One of the big reasons these corporations continue to exploiting the poor working class is that formal traditional unions have failed to protect the workers in the developing countries. The new and improvised resistance are composed of more efficient unions with rank and file militancy. South African Federation of Trade Unions posted an article called South Africa: The Working Class Movement Must be Independent. Representatives from 147 South African working-class unions met in Soweto on July 21st, 2018 to unite workplace and community struggles. They stated, “It made huge strides forward to lay foundations for building a new, independent, democratic and militant mass working-class movement to turn the tide against the attacks on jobs and living standards which are pushing more and more South Africans into Poverty and despair.” The working class summit unanimously agreed that capitalism is the common cause of the misery experienced by the majority. They also agreed that the movement had to be independent and adopt a bottom up approach to democracy. They agreed to defeat the capitalist accumulation that has not only exploited workers across the continent, but has caused the biggest inequality ever recorded. Their approach to defeating this is to build the working class power in every workplace.
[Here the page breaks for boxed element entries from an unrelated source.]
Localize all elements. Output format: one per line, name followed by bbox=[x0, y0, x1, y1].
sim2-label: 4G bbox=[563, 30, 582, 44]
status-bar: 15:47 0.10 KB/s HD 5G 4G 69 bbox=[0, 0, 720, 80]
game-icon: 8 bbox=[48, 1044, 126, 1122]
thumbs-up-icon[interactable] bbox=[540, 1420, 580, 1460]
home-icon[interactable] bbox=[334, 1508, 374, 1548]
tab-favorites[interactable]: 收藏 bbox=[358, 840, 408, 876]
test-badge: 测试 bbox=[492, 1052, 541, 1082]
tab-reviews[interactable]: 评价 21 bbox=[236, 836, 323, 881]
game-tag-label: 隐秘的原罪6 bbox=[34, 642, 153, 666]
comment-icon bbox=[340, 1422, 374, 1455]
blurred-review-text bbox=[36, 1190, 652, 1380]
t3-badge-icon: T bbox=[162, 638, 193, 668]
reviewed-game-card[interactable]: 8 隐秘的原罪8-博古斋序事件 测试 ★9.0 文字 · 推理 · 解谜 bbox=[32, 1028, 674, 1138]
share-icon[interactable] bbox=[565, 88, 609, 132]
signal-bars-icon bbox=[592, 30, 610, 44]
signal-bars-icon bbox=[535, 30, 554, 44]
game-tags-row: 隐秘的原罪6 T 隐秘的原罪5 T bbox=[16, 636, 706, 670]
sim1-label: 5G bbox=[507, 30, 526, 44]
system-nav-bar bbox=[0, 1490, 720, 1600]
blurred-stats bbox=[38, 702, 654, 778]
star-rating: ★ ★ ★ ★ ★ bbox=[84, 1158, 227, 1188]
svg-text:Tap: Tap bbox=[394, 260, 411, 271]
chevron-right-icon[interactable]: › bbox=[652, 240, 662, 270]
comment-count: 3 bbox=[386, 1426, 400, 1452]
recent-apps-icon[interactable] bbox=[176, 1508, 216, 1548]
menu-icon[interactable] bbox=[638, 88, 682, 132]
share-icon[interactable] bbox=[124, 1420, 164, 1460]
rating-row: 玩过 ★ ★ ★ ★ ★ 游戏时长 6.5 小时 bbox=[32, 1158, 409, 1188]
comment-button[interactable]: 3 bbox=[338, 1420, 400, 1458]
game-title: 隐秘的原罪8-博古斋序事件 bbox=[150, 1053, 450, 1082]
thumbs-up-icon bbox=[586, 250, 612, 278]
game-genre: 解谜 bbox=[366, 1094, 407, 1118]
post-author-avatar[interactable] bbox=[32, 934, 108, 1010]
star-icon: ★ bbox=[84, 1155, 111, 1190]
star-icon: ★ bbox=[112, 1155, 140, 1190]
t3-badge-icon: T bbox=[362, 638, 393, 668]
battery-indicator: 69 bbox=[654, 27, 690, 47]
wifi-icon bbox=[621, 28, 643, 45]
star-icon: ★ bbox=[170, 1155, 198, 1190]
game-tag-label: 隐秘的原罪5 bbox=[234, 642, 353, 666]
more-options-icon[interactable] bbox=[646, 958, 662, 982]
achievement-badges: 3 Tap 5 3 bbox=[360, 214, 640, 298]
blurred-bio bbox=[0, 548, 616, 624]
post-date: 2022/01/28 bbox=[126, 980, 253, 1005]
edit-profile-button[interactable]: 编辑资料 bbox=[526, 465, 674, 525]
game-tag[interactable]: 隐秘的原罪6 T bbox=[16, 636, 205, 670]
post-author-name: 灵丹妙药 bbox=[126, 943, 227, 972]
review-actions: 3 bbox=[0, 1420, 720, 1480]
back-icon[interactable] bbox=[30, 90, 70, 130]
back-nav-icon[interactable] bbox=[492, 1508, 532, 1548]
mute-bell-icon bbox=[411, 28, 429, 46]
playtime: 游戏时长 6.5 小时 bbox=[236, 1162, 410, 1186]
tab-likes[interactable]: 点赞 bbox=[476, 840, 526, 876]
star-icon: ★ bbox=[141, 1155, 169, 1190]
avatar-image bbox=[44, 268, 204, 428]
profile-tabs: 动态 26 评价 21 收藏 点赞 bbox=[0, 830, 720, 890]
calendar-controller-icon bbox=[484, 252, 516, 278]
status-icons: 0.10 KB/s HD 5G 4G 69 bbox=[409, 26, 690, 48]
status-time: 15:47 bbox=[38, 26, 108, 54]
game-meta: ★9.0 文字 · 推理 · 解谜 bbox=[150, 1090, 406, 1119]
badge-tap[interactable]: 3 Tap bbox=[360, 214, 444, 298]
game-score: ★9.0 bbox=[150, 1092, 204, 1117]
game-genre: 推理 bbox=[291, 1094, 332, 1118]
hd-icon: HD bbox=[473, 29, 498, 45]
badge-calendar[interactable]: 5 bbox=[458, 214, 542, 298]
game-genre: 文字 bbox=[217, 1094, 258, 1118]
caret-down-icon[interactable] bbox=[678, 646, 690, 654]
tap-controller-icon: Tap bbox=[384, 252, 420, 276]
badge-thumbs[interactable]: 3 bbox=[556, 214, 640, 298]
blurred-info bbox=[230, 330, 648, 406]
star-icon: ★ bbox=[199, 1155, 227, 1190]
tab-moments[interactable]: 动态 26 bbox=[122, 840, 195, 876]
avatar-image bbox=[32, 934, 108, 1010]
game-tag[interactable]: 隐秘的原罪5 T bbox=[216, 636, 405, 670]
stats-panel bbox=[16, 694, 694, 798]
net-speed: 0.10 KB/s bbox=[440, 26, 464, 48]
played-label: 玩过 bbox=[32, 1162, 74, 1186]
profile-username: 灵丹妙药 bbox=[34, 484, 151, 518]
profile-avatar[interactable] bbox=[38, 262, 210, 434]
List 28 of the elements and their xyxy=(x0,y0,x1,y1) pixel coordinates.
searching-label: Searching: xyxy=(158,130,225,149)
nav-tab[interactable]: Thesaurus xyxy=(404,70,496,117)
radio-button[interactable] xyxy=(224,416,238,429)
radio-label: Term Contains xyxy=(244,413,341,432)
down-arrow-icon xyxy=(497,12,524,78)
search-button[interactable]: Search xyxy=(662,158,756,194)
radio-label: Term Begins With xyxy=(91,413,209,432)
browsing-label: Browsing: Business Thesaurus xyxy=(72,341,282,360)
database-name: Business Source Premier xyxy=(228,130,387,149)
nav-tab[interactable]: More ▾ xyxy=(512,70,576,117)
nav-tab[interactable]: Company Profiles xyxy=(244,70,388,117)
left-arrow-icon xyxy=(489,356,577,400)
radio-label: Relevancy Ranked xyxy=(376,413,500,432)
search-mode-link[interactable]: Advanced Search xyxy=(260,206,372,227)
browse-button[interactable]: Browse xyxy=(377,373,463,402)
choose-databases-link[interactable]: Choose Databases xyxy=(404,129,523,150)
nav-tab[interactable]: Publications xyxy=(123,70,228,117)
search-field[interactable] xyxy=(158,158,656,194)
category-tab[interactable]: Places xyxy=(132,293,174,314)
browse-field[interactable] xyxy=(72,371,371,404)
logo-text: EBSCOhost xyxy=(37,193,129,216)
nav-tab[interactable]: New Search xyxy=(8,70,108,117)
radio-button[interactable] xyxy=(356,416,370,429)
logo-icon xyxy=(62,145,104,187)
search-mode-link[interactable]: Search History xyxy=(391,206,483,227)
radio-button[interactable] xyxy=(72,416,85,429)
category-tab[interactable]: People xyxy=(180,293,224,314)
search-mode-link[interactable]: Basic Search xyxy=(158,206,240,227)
The other big statement from the article is stated, “the working class summit recognized that the crisis of the system, in which the working class and the poor are the primary victims, is caused by capitalism and the policies implemented by the ANC government. The people that make up these local unions show how they can stand up to big corporations through collective action. (we are the poors example)

Capitalism has no place in the direction we need to go. A new radical democratic approach would need to be socially just and ecologically sustainable. In the Article by Richard Wolff called Capitalism and democracy: Year End Lessons, he emphasizes that capitalism and democracy can’t co-exist successfully. He starts off by stating that, “2013 taught millions of Americans that capitalism repeatedly contradicts the democratic idea that majority decisions should govern society as a whole. The system’s tendency toward deepening inequalities of income and wealth operated across 2013 in direct contradiction to the will of substantial American majorities.” He then goes on and says how the Great depression showed a mass movement from below reversed capitalisms inequalities. It only temporarily helped inequalities as the rich made a movement after World War 2 to bring capitalism back up. Capitalism systematically undermines democratic decision-making about economic affairs. He states at the end of his article, “To secure democratic decision-making and the kind of society most Americans want requires moving beyond capitalism.” The processes and results of capitalism and democratic rights are contradictions that can’t co-exist. This is relatable to the approach Umair Mohammad has on reforming democracy. Radical democracy is the change Mohammad believes needs to be taken. We need to see ourselves as citizens and less as consumers. We need to transform the economy from one based on profit to one that meets human needs. Society would need to be reformed in a way that individuals must be democratically constituted. He expresses how capitalism is at the end of its time and has to be abolished. Society as we have seen it in this book has been negatively affected by the corporate powers of the world. The new democratic approach would need to be one that focuses on human rights and meets the needs of the citizens. As seen in Professor Robinson’s Into the Tempest chapter 1. He states,” democratic socialism founded on a popular democracy may be humanity’s last hope.”(PG 29) His approach to a counter hegemonic movement is relatable to that of Wolffs and Mohammads. There needs to be a change and it will have to go against the norm everybody is used to.